In Italia si può discutere di tutto: tasse, calcio, festival canori e persino dell’ananas sulla pizza. Ma c’è un terreno che, ciclicamente, riaccende gli animi con un vigore quasi epico: la carne di cavallo.
La presentazione di un progetto di legge sulla macellazione equina (redatto dall’onorevole Michela Vittoria Brambilla per dichiarare gli equidi animali d’affezione e, conseguentemente, vietarne la macellazione e l’utilizzo a scopo alimentare) ha riaperto un fronte emotivo che attraversa stalle, social network e tavole imbandite. E come sempre accade nel Bel Paese, la questione gastronomica si è trasformata in un piccolo caso nazionale.
Da un lato, i paladini del “lasciate correre i cavalli” — animalisti, romantici e nostalgici dei western con Silver al galoppo — che vedono nel provvedimento l’ennesimo attacco a un animale percepito più come compagno di avventure che come alimento. Dall’altro, i difensori della tradizione culinaria, soprattutto in regioni dove la carne equina è parte integrante dell’identità gastronomica, pronti a ricordare che il filetto di cavallo non è una provocazione, ma una consuetudine.
Sui social, nel frattempo, il dibattito ha assunto toni degni di una seduta parlamentare in piena campagna elettorale. C’è chi invoca referendum, chi cita la dieta mediterranea, chi improvvisa trattati di etica animale in 280 caratteri. E naturalmente non mancano i paragoni arditi: qualcuno ha persino evocato l’epopea di Furia, quasi a suggellare l’idea che il cavallo, nella nostra immaginazione collettiva, sia più eroe che arrosto.
Il progetto di legge è finito così nel tritacarne mediatico. Il tema sanitario si intreccia con quello culturale, mentre la politica osserva con l’aria di chi ha appena scoperto che, in Italia, non esistono “argomenti minori”.
Perché la carne di cavallo, piaccia o meno, racconta una doppia anima: quella rurale, fatta di tradizioni locali e mercati storici, e quella urbana, più sensibile al benessere animale e alle nuove sensibilità etiche. Nel mezzo, milioni di italiani che, forse, vorrebbero solo capire se il provvedimento cambia davvero qualcosa nelle loro abitudini alimentari.
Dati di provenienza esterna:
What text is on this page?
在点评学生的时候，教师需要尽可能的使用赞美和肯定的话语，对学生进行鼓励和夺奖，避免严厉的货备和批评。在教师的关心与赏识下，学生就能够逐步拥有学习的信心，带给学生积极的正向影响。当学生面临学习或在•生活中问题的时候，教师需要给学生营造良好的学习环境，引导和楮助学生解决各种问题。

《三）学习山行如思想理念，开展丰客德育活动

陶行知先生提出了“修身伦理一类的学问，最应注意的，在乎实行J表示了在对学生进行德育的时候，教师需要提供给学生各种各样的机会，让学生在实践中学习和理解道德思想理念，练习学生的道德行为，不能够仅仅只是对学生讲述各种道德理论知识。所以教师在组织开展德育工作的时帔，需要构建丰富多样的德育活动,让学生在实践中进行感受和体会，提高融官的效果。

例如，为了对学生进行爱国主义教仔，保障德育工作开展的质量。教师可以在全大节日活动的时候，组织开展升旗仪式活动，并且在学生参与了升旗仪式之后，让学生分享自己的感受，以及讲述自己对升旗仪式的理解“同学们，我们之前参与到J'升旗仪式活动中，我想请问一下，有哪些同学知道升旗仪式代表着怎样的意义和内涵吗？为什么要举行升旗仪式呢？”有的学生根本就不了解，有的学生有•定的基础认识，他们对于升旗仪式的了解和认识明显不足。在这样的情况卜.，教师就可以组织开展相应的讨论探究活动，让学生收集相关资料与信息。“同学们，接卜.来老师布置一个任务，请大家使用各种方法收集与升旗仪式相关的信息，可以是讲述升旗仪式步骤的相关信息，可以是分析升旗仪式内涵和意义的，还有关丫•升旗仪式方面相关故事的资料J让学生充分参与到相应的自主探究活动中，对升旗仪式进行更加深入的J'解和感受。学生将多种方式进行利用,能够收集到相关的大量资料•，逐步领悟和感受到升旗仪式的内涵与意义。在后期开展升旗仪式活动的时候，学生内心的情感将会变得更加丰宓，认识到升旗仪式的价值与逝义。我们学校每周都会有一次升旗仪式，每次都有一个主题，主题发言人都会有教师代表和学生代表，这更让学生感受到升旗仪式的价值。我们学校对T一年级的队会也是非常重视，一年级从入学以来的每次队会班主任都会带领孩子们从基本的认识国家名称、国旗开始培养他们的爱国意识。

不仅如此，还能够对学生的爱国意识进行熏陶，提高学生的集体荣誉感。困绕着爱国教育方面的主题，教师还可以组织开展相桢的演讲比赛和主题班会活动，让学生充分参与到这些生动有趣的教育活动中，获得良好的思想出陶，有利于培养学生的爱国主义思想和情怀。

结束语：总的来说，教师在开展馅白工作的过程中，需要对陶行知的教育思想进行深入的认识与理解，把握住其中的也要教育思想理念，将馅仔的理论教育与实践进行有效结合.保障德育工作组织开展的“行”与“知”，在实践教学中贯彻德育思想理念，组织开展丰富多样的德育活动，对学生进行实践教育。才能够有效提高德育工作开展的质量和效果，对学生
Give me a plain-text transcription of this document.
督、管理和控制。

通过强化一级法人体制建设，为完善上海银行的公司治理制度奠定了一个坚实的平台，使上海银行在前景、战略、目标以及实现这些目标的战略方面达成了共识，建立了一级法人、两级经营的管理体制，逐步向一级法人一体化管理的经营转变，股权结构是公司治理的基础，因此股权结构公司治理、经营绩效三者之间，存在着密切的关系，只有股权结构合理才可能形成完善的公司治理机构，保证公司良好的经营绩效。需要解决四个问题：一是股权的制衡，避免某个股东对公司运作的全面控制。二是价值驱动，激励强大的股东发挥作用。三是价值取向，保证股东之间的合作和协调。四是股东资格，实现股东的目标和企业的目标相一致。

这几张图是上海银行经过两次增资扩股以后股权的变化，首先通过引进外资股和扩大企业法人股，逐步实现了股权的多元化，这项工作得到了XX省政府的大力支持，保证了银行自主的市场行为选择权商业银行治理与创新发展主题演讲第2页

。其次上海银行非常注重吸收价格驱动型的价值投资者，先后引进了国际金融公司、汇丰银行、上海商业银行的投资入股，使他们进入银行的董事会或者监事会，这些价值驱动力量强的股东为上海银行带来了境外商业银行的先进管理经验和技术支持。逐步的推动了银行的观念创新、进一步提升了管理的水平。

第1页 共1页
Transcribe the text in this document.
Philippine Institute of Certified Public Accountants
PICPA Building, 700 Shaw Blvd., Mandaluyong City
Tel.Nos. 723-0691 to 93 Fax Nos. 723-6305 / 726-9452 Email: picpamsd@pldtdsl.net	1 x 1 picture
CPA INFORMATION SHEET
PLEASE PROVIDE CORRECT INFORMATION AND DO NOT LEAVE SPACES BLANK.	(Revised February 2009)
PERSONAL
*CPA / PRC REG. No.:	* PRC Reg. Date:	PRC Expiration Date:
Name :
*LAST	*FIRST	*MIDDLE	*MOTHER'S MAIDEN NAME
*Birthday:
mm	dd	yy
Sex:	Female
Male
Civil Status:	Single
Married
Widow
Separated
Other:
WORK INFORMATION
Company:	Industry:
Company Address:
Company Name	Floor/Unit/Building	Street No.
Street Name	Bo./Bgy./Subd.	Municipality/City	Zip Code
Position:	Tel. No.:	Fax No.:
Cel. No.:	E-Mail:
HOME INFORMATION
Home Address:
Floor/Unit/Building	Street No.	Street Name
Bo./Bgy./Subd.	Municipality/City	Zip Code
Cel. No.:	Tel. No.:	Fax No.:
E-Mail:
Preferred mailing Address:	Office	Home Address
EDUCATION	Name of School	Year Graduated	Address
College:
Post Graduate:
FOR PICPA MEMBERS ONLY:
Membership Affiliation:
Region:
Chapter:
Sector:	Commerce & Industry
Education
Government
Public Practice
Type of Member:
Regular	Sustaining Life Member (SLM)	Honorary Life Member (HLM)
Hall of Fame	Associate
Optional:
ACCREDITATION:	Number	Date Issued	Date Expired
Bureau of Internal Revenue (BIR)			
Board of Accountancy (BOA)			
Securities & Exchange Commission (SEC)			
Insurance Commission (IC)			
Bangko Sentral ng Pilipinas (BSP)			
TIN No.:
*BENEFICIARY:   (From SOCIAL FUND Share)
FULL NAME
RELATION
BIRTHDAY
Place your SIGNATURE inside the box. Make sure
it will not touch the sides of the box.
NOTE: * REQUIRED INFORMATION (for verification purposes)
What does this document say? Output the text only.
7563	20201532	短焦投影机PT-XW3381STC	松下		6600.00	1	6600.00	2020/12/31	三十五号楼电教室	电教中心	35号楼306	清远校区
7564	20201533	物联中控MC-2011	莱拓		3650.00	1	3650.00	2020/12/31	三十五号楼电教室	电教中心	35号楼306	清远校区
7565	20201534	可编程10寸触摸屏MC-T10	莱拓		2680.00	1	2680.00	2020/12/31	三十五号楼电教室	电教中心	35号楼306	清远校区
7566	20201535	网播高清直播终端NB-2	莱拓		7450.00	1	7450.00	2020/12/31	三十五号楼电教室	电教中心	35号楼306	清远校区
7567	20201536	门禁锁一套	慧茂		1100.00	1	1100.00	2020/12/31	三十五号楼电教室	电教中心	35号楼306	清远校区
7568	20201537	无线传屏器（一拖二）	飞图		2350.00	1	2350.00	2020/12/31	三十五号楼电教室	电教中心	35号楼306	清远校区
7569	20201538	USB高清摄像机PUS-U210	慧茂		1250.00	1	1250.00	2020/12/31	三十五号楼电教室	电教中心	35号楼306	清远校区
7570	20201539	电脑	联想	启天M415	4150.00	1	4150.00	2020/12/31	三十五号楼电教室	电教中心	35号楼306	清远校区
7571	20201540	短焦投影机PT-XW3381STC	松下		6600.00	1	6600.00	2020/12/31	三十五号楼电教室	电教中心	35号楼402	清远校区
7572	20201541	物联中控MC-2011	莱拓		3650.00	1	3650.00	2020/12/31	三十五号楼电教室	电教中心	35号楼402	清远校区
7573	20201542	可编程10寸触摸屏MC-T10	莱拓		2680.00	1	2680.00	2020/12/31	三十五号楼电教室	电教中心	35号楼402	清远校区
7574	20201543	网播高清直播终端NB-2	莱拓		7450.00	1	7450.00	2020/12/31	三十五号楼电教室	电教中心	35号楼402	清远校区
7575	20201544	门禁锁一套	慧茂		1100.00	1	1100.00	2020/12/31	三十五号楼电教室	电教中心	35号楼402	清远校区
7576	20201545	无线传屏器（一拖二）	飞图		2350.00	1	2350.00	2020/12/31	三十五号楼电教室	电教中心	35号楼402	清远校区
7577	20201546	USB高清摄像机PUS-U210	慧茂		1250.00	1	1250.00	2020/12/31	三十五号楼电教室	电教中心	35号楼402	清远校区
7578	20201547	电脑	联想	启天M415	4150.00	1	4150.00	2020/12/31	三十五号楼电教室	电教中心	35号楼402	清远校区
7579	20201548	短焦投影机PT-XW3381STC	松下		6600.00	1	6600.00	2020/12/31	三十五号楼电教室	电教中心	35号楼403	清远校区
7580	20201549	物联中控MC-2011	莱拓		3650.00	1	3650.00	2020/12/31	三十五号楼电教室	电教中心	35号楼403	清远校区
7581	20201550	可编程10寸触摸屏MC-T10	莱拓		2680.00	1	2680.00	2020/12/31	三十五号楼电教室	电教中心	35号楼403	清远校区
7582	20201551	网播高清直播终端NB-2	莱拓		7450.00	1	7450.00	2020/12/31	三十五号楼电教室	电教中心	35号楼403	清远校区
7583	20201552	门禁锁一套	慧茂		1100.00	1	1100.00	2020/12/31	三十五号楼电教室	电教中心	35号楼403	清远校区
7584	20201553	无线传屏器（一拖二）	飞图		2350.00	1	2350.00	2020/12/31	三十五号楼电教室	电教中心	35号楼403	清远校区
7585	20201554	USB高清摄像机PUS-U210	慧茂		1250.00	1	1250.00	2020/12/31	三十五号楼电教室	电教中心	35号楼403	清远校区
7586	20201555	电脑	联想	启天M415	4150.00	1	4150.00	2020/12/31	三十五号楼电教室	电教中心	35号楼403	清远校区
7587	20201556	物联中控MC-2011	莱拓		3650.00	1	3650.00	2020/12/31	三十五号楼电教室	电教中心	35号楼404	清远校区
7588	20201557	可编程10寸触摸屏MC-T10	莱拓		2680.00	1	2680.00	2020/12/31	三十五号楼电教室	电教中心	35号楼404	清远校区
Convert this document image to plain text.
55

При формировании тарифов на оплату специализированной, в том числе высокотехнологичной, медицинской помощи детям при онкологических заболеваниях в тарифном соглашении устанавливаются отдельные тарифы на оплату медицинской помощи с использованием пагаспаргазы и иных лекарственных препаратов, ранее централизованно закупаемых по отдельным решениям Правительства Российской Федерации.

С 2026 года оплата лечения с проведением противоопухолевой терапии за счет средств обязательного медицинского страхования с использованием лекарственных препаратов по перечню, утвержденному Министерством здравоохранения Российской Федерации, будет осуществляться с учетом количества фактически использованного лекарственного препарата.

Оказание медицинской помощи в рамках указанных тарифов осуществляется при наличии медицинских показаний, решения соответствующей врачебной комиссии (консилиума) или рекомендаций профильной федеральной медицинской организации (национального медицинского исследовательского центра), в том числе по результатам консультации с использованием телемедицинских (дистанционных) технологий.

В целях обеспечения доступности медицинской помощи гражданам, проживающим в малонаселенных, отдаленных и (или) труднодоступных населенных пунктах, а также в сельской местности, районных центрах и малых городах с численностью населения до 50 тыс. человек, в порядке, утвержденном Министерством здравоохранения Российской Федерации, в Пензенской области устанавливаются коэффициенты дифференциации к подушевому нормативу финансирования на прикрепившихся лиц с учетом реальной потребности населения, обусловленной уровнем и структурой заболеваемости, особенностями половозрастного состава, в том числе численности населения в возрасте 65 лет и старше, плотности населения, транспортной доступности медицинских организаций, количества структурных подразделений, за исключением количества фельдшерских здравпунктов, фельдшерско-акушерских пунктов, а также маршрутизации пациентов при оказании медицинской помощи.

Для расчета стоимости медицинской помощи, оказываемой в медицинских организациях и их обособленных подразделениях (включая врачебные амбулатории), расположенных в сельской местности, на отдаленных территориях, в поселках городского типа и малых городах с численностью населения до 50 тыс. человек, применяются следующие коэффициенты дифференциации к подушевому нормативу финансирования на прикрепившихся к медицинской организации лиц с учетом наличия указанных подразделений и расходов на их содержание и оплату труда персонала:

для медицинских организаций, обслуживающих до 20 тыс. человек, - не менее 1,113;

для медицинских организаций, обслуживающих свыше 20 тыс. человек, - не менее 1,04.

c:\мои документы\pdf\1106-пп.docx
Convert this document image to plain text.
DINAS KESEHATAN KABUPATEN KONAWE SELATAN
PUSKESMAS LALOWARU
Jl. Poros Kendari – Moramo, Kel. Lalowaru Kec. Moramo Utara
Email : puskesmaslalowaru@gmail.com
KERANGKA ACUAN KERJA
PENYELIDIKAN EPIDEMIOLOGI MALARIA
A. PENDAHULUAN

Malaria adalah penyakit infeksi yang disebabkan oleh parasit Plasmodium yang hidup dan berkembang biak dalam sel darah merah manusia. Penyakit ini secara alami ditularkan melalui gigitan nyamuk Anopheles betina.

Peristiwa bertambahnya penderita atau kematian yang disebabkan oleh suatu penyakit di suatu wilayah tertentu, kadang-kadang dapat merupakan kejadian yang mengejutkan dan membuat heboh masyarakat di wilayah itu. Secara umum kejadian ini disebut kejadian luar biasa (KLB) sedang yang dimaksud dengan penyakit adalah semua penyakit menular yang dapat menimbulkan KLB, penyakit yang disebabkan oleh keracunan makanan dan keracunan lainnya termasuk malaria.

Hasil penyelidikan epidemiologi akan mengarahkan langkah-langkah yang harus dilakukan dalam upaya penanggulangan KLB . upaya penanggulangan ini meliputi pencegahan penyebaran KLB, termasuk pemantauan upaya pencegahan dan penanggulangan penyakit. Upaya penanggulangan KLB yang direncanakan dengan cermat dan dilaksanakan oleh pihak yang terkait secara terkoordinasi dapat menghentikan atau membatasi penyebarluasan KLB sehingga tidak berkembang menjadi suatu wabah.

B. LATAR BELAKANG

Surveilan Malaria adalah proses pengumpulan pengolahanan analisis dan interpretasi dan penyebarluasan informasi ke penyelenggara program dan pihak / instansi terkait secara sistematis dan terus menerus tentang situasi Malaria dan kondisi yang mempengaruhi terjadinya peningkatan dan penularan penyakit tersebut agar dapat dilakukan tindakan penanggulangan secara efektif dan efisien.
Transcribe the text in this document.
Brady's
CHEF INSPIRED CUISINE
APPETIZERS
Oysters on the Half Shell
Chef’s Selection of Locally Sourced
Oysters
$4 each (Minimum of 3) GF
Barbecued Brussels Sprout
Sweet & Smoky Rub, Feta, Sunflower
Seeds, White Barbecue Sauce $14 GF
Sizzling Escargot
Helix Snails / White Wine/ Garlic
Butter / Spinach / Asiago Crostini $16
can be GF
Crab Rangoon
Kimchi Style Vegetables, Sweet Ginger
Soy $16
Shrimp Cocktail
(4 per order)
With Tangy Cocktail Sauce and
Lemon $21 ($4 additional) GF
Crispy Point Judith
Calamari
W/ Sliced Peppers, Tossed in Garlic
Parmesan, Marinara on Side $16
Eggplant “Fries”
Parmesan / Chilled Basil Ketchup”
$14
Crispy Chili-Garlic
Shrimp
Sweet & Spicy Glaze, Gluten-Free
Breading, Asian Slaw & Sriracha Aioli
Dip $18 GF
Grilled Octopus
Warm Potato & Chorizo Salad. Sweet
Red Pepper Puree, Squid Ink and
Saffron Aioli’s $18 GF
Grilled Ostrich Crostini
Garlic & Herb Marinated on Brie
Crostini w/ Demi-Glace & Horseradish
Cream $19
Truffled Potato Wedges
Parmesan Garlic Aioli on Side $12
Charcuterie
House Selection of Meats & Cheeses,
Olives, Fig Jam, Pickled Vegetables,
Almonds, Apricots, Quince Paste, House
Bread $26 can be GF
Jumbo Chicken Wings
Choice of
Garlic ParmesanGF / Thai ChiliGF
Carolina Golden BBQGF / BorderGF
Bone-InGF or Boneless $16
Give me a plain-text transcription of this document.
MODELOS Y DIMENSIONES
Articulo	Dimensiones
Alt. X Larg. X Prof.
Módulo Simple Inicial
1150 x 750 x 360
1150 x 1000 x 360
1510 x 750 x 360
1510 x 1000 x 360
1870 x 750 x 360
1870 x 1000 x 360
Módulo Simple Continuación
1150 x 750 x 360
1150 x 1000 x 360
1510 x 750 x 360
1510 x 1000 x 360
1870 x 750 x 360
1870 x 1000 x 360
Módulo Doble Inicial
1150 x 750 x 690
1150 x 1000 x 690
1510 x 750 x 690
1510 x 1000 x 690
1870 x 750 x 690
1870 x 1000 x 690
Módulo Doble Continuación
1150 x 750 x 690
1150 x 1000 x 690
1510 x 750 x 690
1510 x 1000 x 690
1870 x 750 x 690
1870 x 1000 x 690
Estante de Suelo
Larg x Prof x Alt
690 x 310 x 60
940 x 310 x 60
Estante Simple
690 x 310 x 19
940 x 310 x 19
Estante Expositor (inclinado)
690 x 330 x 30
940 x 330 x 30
E così, mentre nelle aule si discute di norme e commi, nelle case si discute di principi e bistecche. In un Paese dove il cibo è identità, memoria e bandiera, anche un disegno di legge può trasformarsi in una corsa a ostacoli.
Il cavallo, ancora una volta, non corre soltanto nei campi: corre nel dibattito pubblico. E in Italia, si sa, quando si parla di tavola, nessuno resta in sella troppo a lungo senza dire la sua.